- 1 pkg Nasoya® Egg Roll Wraps
- 1 lb lean ground pork
- 1 tsp minced ginger
- 2 cups cabbage, finely chopped
- ¼ lb bean sprouts
- ½ cup carrot, shredded
- 3 green onions, finely chopped
- 2 tbsp oyster sauce
- Canola oil if frying
- Non-stick cooking spray if baking
- Olive oil as needed if baking
- Optional Sauce for dipping
Stir-fry meat and ginger in skillet over high heat until lightly browned, 2-3 minutes. Add cabbage, bean sprouts, carrots and green onions; cook 2 minutes. Stir in oyster sauce. Let mixture cool. Use 2 tbsp filling for each egg roll. Fold bottom corner over filling, then fold in side corners. Brush top corner with water and roll up wrap tightly to enclose filling, sealing roll with top flap.
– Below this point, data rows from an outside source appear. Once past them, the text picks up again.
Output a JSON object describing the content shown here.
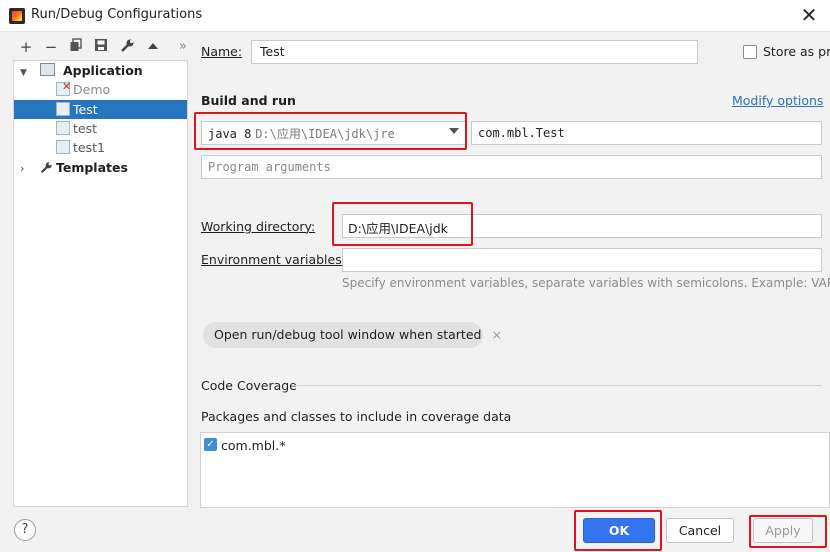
{
  "window": {
    "title": "Run/Debug Configurations"
  },
  "toolbar": {
    "icons": [
      "add-icon",
      "remove-icon",
      "copy-icon",
      "save-icon",
      "wrench-icon",
      "move-up-icon",
      "more-icon"
    ]
  },
  "tree": {
    "application": "Application",
    "items": [
      "Demo",
      "Test",
      "test",
      "test1"
    ],
    "templates": "Templates"
  },
  "form": {
    "name_label": "Name:",
    "name_value": "Test",
    "store_label": "Store as pr",
    "section_build": "Build and run",
    "modify_options": "Modify options",
    "jre_version": "java 8",
    "jre_path": "D:\\应用\\IDEA\\jdk\\jre",
    "main_class": "com.mbl.Test",
    "program_args_placeholder": "Program arguments",
    "working_dir_label": "Working directory:",
    "working_dir_value": "D:\\应用\\IDEA\\jdk",
    "env_label": "Environment variables:",
    "env_hint": "Specify environment variables, separate variables with semicolons. Example: VAR=valu",
    "chip_label": "Open run/debug tool window when started",
    "chip_close": "×",
    "coverage_title": "Code Coverage",
    "packages_label": "Packages and classes to include in coverage data",
    "coverage_item": "com.mbl.*"
  },
  "buttons": {
    "help": "?",
    "ok": "OK",
    "cancel": "Cancel",
    "apply": "Apply"
  },
  "colors": {
    "accent": "#2675bf",
    "highlight": "#e0141e",
    "link": "#2f6fc1"
  }
}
Frying Option: In a large skillet, heat oil to 350° F and place rolls flap down, a few at a time, turning occasionally, until golden, 2-3 minutes. Drain on paper towels.
Baking Option: Heat oven to 400° F. Place rolls on a baking sheet coated with non-stick cooking spray. Lightly brush the tops with olive oil and bake until golden brown, about 10-12 minutes.